Pour la 4ème édition de Slick - du 23 au 26 octobre 2009 au 104 - Cécile Griesmar et Johan Tamer-Morael ont retenu 61 galeries (58 en 2008) offrant un large panorama de la jeune scène artistique française et internationale. Toujours en quête de courants novateurs, la foire confirme son rôle de tremplin pour les jeunes galeries et leurs artistes (parfois moins de 25 ans).
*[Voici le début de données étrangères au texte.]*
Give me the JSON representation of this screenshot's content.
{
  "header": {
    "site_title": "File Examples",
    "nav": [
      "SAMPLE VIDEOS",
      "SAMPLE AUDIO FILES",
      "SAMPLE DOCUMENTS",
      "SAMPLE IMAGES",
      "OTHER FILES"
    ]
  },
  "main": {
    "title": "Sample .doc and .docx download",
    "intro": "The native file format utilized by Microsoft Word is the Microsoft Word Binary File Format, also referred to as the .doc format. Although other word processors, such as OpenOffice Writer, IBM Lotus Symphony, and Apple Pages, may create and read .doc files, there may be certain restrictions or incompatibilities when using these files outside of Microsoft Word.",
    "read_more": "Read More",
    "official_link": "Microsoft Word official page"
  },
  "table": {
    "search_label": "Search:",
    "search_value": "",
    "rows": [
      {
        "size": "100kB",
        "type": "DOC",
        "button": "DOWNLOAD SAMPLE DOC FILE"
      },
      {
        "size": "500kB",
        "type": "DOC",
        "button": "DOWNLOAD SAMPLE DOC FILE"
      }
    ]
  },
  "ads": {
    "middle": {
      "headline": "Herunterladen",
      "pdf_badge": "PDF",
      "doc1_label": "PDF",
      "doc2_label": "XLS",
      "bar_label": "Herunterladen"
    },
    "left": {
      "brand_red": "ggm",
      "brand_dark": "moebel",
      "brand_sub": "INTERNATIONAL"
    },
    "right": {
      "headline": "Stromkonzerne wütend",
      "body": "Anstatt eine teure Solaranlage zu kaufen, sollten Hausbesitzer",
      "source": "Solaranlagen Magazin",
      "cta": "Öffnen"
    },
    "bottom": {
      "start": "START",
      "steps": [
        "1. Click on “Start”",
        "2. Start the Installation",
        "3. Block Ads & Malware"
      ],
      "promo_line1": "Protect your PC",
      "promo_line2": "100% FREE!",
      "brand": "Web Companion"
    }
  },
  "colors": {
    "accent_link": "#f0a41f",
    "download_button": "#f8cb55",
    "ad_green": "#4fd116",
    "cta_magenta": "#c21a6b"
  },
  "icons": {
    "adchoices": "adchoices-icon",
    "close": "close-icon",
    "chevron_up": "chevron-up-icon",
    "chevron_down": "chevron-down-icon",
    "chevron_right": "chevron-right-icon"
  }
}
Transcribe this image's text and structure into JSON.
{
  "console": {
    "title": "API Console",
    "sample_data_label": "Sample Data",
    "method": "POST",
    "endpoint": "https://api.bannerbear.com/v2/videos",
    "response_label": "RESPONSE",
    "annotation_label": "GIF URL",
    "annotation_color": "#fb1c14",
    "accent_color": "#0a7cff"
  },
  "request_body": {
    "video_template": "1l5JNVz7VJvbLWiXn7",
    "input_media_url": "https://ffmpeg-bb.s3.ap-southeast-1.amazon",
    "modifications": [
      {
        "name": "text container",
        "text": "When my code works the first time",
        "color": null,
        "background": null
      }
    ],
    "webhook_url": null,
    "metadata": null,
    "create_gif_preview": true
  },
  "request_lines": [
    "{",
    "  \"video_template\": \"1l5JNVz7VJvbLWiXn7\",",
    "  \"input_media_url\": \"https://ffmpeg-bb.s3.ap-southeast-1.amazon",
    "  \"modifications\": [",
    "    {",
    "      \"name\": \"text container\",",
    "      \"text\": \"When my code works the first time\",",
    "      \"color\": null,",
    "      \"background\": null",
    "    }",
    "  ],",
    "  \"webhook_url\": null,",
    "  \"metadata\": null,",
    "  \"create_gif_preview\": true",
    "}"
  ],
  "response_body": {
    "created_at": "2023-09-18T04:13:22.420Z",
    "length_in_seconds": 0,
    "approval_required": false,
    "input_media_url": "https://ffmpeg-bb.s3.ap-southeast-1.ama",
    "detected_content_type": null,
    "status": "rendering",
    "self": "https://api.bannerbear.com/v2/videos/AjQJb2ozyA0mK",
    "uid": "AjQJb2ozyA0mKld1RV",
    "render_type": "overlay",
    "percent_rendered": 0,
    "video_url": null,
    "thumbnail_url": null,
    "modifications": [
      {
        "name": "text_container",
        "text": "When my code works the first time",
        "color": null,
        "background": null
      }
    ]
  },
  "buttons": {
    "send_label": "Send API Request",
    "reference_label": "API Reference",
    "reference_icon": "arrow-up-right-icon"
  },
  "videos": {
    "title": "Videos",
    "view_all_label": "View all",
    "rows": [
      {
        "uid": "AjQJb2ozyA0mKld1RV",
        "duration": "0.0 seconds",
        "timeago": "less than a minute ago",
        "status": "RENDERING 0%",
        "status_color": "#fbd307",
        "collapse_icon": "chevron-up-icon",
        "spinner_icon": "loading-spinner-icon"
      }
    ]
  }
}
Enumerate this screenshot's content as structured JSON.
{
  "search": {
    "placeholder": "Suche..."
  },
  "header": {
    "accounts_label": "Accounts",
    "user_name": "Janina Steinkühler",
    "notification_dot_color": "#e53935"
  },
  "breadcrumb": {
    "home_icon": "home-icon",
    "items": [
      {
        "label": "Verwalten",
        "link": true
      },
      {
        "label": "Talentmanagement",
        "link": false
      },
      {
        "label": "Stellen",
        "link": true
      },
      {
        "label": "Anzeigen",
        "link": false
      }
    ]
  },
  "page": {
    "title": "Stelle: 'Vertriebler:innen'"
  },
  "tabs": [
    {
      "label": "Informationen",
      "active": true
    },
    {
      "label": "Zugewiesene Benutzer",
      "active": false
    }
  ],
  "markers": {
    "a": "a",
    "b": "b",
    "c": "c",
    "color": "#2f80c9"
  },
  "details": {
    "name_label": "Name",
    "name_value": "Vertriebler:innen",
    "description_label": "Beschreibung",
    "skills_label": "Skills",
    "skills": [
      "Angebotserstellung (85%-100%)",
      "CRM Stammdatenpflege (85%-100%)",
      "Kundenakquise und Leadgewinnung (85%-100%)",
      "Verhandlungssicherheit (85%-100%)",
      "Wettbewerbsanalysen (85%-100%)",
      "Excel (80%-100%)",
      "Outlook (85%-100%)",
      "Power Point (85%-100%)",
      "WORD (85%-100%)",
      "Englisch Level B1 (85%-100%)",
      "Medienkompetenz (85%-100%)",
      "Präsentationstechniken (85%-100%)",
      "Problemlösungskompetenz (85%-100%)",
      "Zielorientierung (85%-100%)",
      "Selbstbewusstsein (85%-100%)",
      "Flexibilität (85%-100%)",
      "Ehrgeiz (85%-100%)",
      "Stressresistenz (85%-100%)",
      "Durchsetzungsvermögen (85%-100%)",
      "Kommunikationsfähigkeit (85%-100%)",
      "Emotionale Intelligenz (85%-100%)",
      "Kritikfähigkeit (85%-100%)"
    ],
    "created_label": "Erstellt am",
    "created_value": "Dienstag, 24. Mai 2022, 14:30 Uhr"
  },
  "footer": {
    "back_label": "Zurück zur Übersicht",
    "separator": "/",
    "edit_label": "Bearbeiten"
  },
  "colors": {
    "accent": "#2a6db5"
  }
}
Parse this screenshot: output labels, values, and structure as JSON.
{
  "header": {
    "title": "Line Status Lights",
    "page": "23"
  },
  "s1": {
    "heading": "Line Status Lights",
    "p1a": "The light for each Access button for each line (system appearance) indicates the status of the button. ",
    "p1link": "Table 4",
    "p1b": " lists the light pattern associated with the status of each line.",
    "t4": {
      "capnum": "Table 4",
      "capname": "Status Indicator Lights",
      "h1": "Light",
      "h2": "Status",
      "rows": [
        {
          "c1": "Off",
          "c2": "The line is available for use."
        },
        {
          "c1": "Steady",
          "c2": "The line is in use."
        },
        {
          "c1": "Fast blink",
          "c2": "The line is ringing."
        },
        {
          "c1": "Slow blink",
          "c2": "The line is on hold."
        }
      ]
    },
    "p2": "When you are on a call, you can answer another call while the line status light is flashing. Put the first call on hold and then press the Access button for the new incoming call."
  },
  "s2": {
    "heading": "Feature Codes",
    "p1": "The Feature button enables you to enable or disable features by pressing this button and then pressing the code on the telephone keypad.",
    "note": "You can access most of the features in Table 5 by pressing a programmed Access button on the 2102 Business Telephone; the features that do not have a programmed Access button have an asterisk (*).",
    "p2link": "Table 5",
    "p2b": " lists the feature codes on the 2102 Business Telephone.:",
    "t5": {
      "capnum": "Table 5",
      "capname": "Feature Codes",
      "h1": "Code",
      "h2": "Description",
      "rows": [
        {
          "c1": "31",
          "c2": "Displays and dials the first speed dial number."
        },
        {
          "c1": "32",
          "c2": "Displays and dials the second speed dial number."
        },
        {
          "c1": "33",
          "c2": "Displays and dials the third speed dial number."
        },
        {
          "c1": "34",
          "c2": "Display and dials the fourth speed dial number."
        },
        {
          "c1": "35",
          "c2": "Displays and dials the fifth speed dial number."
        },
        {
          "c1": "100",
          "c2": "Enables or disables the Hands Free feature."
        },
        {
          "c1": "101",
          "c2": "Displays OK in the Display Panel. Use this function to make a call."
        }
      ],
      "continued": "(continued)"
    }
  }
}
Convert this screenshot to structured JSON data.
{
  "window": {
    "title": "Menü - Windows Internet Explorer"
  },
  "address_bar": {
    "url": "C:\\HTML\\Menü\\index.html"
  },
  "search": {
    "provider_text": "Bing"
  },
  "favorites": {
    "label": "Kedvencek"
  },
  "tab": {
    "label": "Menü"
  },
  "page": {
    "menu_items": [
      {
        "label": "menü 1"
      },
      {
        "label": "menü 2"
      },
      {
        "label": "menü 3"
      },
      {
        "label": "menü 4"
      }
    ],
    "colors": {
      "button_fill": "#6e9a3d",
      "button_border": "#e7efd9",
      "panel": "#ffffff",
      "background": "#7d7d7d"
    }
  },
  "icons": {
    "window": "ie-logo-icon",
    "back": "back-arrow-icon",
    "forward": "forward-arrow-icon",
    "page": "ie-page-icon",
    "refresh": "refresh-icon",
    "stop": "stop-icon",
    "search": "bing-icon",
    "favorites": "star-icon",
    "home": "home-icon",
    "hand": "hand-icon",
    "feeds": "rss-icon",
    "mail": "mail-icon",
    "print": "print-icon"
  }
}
Tenue en marge de la Fiac, Slick - qui se revendique comme la « foire de découvertes en art contemporain » - se veut « inventive, tonique, audacieuse, stimulante et ambitieuse ». Pour y parvenir, elle s'appuie sur quelques galeries qui ont son âge - GPH à Toulouse, Lacen à Paris, ou Elaine Levy à Bruxelles (2006) - ainsi que sur d’autres un peu plus jeunes : les galeries parisiennes Kernot Art, Russian Tea Room ou L.J (2007), Rec ou Hagalleria (2008), ou encore MAM créée cette année à Rouen.

La jeune scène artistique internationale sera bien représentée, venant de : Belgique, Espagne, Pologne, Russie, Allemagne, Danemark, Hongrie, Italie, Japon, Brésil, Etats-Unis, Israël… Et les formes artistiques seront plurielles pour cette 4éme édition : photographie, vidéo, sculptures, dessins, multimédia, gravures, peintures, installations parfois monumentales, performances…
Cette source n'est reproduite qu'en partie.